I want to programmatically create and manage scenes. Why is this so hard?

Hi everyone,

I’m an experienced dev playing around with Unity, and I have been struck by how difficult it is to manage scenes programmatically. I do not want to stock scenes with assets as they will be dynamically determined and I will need to populate nearly everything in them at runtime. I’ve found that you can create new scenes programmatically, but I’m running into the following issues.

  1. Scenes require initialization logic. Unity does not seem to support scripts for scenes, so if I want to create some sort of initialization or management logic for my scene, I have to create some blank object and attach a script to it (or attach it to the camera, which I think I like even less).

  2. I need to create scenes that can act upon input parameters - for example, I want to create a new level that generates terrain based on some input. It appears that you cannot pass input parameters in scenes in any way. The two solutions I’ve seen are to create an invisible object that does not get deleted with properties you want attached and to find that object in your new scene, or to create a static class that manages global variables. Both of these are paths to hell, the second moreso than the first.

Essentially, I’m looking to do something analogous to what you can do in ActionScript by instantiating a new MovieClip - but scenes in Unity are far different than MovieClips.

Is there a solution to my problems above that isn’t so hack-y, or is it really this hard? Am I misunderstanding some fundamental design pattern that would make my proposed design unnecessary?

Tell me, why would you want to create a scene, if you’re going to populate stuff in it?

A scene is ONLY a container of GameObject. You can load them or unload them, and you can load them on top of each other.
In the end, what you’re saying is, you only need a single empty scene and nothing else, since you’re going to create stuff in it anyway.

In that case you don’t need to, and in fact shouldn’t, be using scenes at all. Well, except just the one, of course. That’s what I do frequently.

That seemed weird to me at first, but now it seems almost nonsensical not to do it that way. Like the scripts almost have some kind of physical connection to the “space” they are controlling. I find I visualize the logic more easily that way.

–Eric

Frankly, I still think the way Unity handle the scene exposure to the managed side to be very lacking and a terribly flawed design. Just look at the dirty hack they did to make AssetBundle streamed scene. Build a scene by string? What the…

In most engine I’ve worked on, a Scene (or map, or level) can also have “Scene Components” on its own that define parameters and behaviour unique to the scene itself. Let’s say you load a scene that has some specific wind, fog, skybox, etc. setting in it. (Or being underwater, in outter space) Logically, that parameters should be part of the scene definition itself, not part of a GameObject. However, right now, if you want a loaded scene to behave differently, you got to find the GameObject handling that. (And not to say the possibility of having multiple MonoBehaviour colliding)

Just to be clear, I’m not saying stuff cannot be done that way, just that it’s not very clean as design.

I generally have a master presenter or a scene manager that is in charge of initializing all the main systems in the scene. And yes, it’s an invisible GameObject that sits in the scene. Anything that needs to be initialized in a certain way eventually gets initialized through this master object’s Awake and Start functions.

EDIT: You talk about having a script create scenes. My scene master script can set up the scene at runtime. I can see the benefit of being able to create scenes through code, mainly we could pre-calculate scenes instead of having a script build it at runtime. (I guess we can pre-generate prefabs to instantiate at runtime.) But the scene’s master script will have to do for now, unless someone knows how else to generate scenes via code.

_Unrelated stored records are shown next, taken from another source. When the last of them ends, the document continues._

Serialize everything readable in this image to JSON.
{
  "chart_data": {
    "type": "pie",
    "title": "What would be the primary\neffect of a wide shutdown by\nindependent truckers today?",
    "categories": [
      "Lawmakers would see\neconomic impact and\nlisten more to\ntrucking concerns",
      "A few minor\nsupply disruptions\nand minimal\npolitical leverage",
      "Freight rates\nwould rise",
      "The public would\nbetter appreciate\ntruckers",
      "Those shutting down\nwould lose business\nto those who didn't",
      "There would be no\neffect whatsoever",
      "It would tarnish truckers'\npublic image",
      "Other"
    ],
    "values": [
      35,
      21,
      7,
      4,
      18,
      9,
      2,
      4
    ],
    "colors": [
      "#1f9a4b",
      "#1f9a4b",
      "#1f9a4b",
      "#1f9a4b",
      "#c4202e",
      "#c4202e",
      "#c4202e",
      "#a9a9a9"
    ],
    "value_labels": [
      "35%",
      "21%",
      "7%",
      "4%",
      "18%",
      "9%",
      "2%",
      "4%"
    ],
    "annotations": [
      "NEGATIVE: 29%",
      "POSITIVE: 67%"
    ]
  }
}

Unity is definitely lacking when it comes to initial scene input parameters. Unity scenes are meant to be built in the editor, and then loaded in that same state every time. So if you want to load a scene in a different state, the only way to do that is to have unity load it incorrectly first, then quickly fix all the problems in Awake(). It would be very nice if there was a single entry point into each scene, but frankly that doesn’t exist.

Thanks, this may be how I ultimately have to do it - forego using additional scenes altogether.

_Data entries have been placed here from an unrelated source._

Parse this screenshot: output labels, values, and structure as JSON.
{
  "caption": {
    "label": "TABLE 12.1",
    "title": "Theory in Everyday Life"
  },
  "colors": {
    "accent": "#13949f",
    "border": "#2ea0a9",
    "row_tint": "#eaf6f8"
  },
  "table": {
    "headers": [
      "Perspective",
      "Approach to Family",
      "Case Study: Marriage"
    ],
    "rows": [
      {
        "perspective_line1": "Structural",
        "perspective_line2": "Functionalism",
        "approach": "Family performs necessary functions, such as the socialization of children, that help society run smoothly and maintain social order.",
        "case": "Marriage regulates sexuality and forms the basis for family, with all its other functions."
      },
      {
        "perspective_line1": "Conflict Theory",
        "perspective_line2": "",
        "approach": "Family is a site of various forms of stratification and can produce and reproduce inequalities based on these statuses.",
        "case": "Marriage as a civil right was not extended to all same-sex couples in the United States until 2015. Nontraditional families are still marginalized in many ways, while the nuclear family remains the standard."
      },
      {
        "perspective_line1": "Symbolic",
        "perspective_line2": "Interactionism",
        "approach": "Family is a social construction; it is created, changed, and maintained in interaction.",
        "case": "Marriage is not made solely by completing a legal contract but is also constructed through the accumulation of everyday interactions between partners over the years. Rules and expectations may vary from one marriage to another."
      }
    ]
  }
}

I had liked the idea of using scenes because there are still portions of the game that will share common functionality that I would like to expose via the editor. For example, all levels in my game will share the same GUI, the same control scheme, the same weather effects, but the rest of the content will be dynamically generated. In this case, it makes sense to have a “Level” scene that constructs the dynamically generated portion based on the input parameters. All objects can be disposed by disposing the scene (at least I would assume this is possible), whereas now it seems like I’ll need some sort of global resource manager that can handle this.

Do you use some other hierarchical organization if you forego using additional scenes, such as placing the entirety of a level in a GameClip or something similar? How do you handle disposing and managing all the objects you create?

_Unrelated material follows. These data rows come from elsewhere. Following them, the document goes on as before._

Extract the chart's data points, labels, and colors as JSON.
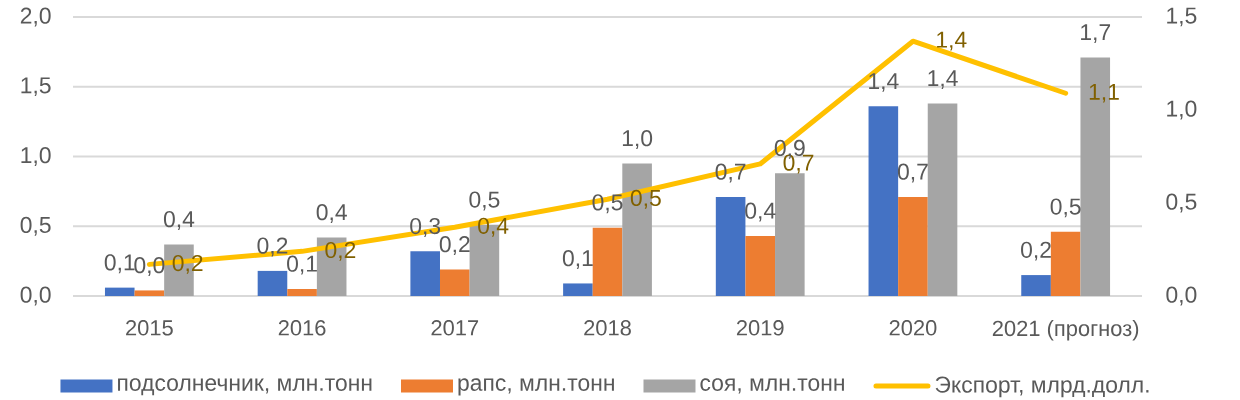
{
  "chart_data": {
    "type": "bar",
    "categories": [
      "2015",
      "2016",
      "2017",
      "2018",
      "2019",
      "2020",
      "2021 (прогноз)"
    ],
    "series": [
      {
        "name": "подсолнечник, млн.тонн",
        "color": "#4472c4",
        "values": [
          0.06,
          0.18,
          0.32,
          0.09,
          0.71,
          1.36,
          0.15
        ],
        "value_labels": [
          "0,1",
          "0,2",
          "0,3",
          "0,1",
          "0,7",
          "1,4",
          "0,2"
        ]
      },
      {
        "name": "рапс, млн.тонн",
        "color": "#ed7d31",
        "values": [
          0.04,
          0.05,
          0.19,
          0.49,
          0.43,
          0.71,
          0.46
        ],
        "value_labels": [
          "0,0",
          "0,1",
          "0,2",
          "0,5",
          "0,4",
          "0,7",
          "0,5"
        ]
      },
      {
        "name": "соя, млн.тонн",
        "color": "#a5a5a5",
        "values": [
          0.37,
          0.42,
          0.51,
          0.95,
          0.88,
          1.38,
          1.71
        ],
        "value_labels": [
          "0,4",
          "0,4",
          "0,5",
          "1,0",
          "0,9",
          "1,4",
          "1,7"
        ]
      },
      {
        "name": "Экспорт, млрд.долл.",
        "type": "line",
        "axis": "y2",
        "color": "#ffc000",
        "line_style": "solid",
        "values": [
          0.17,
          0.24,
          0.37,
          0.52,
          0.71,
          1.37,
          1.09
        ],
        "value_labels": [
          "0,2",
          "0,2",
          "0,4",
          "0,5",
          "0,7",
          "1,4",
          "1,1"
        ]
      }
    ],
    "ylim": [
      0,
      2
    ],
    "yticks": [
      {
        "value": 0,
        "label": "0,0"
      },
      {
        "value": 0.5,
        "label": "0,5"
      },
      {
        "value": 1,
        "label": "1,0"
      },
      {
        "value": 1.5,
        "label": "1,5"
      },
      {
        "value": 2,
        "label": "2,0"
      }
    ],
    "y2lim": [
      0,
      1.5
    ],
    "y2ticks": [
      {
        "value": 0,
        "label": "0,0"
      },
      {
        "value": 0.5,
        "label": "0,5"
      },
      {
        "value": 1,
        "label": "1,0"
      },
      {
        "value": 1.5,
        "label": "1,5"
      }
    ],
    "grid": "y",
    "legend": "bottom"
  }
}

So just put everything you need on a single GameObject and save it in your “empty” scene.

Keep a list of everything you create at runtime so you can destroy it or rebuild it. Most likely, that list would be held by a script on that “unique” GameObject.

You won’t have to load or unload any scene.

As others say, just create a blank Game scene that holds all your runtime code, and populate it at startup with your dynamic content. You can put content into this scene for testing as you craft the game experience, and then just remove it and switch to dynamic content.